Un autre «câble» fonctionnant par simple gravité, était dédié au transport des meules de foin et reliait le plateau de Rognoi (1748m) situé plus au nord, à Bouchanières.

Un curieux oratoire dédié à St Pierre, récemment restauré, attire notre regard, un peu à l’écart de la route, placé au bord d’une sente, ancien chemin de Bouchanières sans doute. Il pouvait même servir d’abri de fortune en cas d’orage (*)!
Nous arrivons ensuite très vite au hameau principal devant l’auberge Mestre, prétexte tout trouvé pour la pause de midi en dégustant dans un cadre familial, son menu unique accompagné de succulents raviolis de courge.
Non loin, une belle église apparaît sur une éminence en dessus de la route, sanctuaire dédiée à St Roch et St Macaire, magnifiquement restaurée récemment. Tout ici respire le calme et appelle à la détente du corps et de l’esprit.
Bouchanières, c’est aussi plusieurs lieux-dits, les Livons, les Hivernasses, les Anseingues, les Menuyers et le Seuil. Il ya aussi des gîtes ruraux pour les randonneurs de passage. La population, composée en grande partie de touristes en haute saison baisse notablement en hiver car les conditions climatiques alors, on peut s’en douter, n’ont plus rien d’idylliques avec du froid, de la neige et son corollaire le verglas rendant la circulation très difficile voire dangereuse.
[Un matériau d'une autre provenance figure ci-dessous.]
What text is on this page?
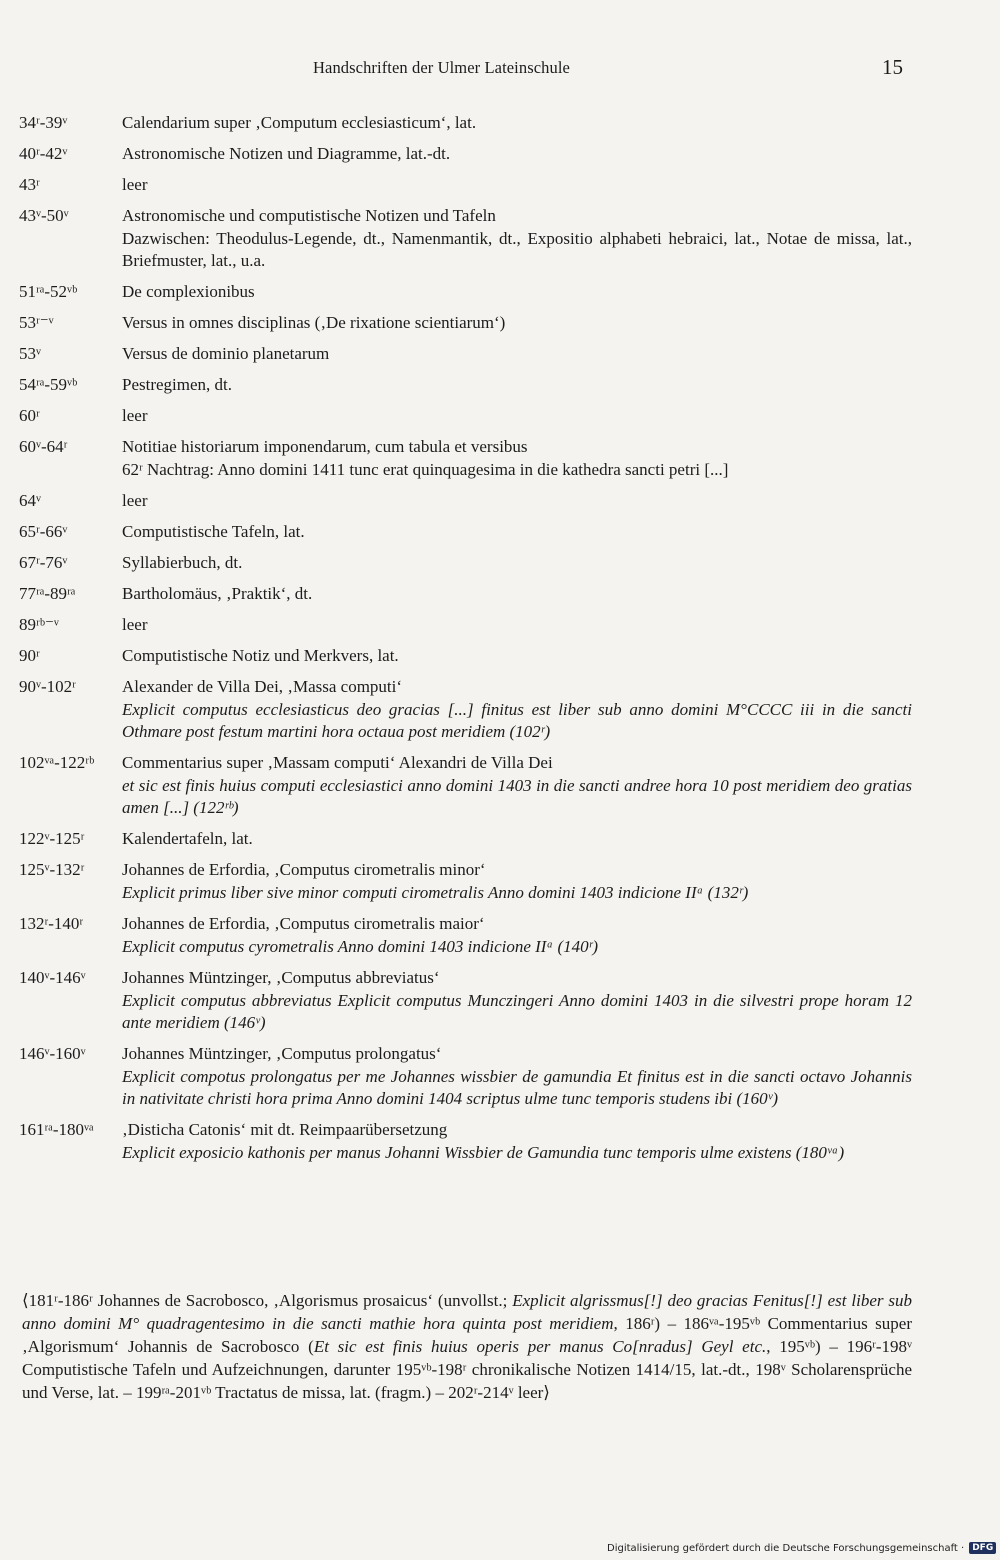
Handschriften der Ulmer Lateinschule	15
34ʳ-39ᵛ	Calendarium super ‚Computum ecclesiasticum‘, lat.
40ʳ-42ᵛ	Astronomische Notizen und Diagramme, lat.-dt.
43ʳ	leer
43ᵛ-50ᵛ	Astronomische und computistische Notizen und Tafeln
Dazwischen: Theodulus-Legende, dt., Namenmantik, dt., Expositio alphabeti hebraici, lat., Notae de missa, lat., Briefmuster, lat., u.a.
51ʳᵃ-52ᵛᵇ	De complexionibus
53ʳ⁻ᵛ	Versus in omnes disciplinas (‚De rixatione scientiarum‘)
53ᵛ	Versus de dominio planetarum
54ʳᵃ-59ᵛᵇ	Pestregimen, dt.
60ʳ	leer
60ᵛ-64ʳ	Notitiae historiarum imponendarum, cum tabula et versibus
62ʳ Nachtrag: Anno domini 1411 tunc erat quinquagesima in die kathedra sancti petri [...]
64ᵛ	leer
65ʳ-66ᵛ	Computistische Tafeln, lat.
67ʳ-76ᵛ	Syllabierbuch, dt.
77ʳᵃ-89ʳᵃ	Bartholomäus, ‚Praktik‘, dt.
89ʳᵇ⁻ᵛ	leer
90ʳ	Computistische Notiz und Merkvers, lat.
90ᵛ-102ʳ	Alexander de Villa Dei, ‚Massa computi‘
Explicit computus ecclesiasticus deo gracias [...] finitus est liber sub anno domini M°CCCC iii in die sancti Othmare post festum martini hora octaua post meridiem (102ʳ)
102ᵛᵃ-122ʳᵇ Commentarius super ‚Massam computi‘ Alexandri de Villa Dei
et sic est finis huius computi ecclesiastici anno domini 1403 in die sancti andree hora 10 post meridiem deo gratias amen [...] (122ʳᵇ)
122ᵛ-125ʳ Kalendertafeln, lat.
125ᵛ-132ʳ Johannes de Erfordia, ‚Computus cirometralis minor‘
Explicit primus liber sive minor computi cirometralis Anno domini 1403 indicione IIᵃ (132ʳ)
132ʳ-140ʳ Johannes de Erfordia, ‚Computus cirometralis maior‘
Explicit computus cyrometralis Anno domini 1403 indicione IIᵃ (140ʳ)
140ᵛ-146ᵛ Johannes Müntzinger, ‚Computus abbreviatus‘
Explicit computus abbreviatus Explicit computus Munczingeri Anno domini 1403 in die silvestri prope horam 12 ante meridiem (146ᵛ)
146ᵛ-160ᵛ Johannes Müntzinger, ‚Computus prolongatus‘
Explicit compotus prolongatus per me Johannes wissbier de gamundia Et finitus est in die sancti octavo Johannis in nativitate christi hora prima Anno domini 1404 scriptus ulme tunc temporis studens ibi (160ᵛ)
161ʳᵃ-180ᵛᵃ ‚Disticha Catonis‘ mit dt. Reimpaarübersetzung
Explicit exposicio kathonis per manus Johanni Wissbier de Gamundia tunc temporis ulme existens (180ᵛᵃ)
⟨181ʳ-186ʳ Johannes de Sacrobosco, ‚Algorismus prosaicus‘ (unvollst.; Explicit algrissmus[!] deo gracias Fenitus[!] est liber sub anno domini M° quadragentesimo in die sancti mathie hora quinta post meridiem, 186ʳ) – 186ᵛᵃ-195ᵛᵇ Commentarius super ‚Algorismum‘ Johannis de Sacrobosco (Et sic est finis huius operis per manus Co[nradus] Geyl etc., 195ᵛᵇ) – 196ʳ-198ᵛ Computistische Tafeln und Aufzeichnungen, darunter 195ᵛᵇ-198ʳ chronikalische Notizen 1414/15, lat.-dt., 198ᵛ Scholarensprüche und Verse, lat. – 199ʳᵃ-201ᵛᵇ Tractatus de missa, lat. (fragm.) – 202ʳ-214ᵛ leer⟩
Digitalisierung gefördert durch die Deutsche Forschungsgemeinschaft · DFG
Il faut être du coin pour vivre là à l’année, mais ce haut pays, loin des turpidudes des grandes villes côtières, est des plus attachants!
Ami lecteur, j’espère vous avoir mis l’eau à la bouche et que cette courte description vous incitera à aller rapidement visiter la haute vallée du Var. La meilleure période est septembre lorsque les feuillues commencent à roussir sous des éclairages contrastés exceptionnels. Une prochaine fois, si vous le voulez bien, je vous emmenerai en rive droite, toujours sur les hauteurs, à la découverte d’un autre hameau lui aussi isolé mais tout aussi pittoresque qui abrite aujourd’hui les vestiges… d’un autre funiculaire agricole, celui du village perché d’Enaux!
Texte & photos: Yann Duvivier
(*): Le jour de ma visite, dans l’oratoire, était disposé un exemplaire jauni du livre d’Aldous Huxley «Tour du monde d’un sceptique» (Plon/1932), le hasard ou geste prémédité?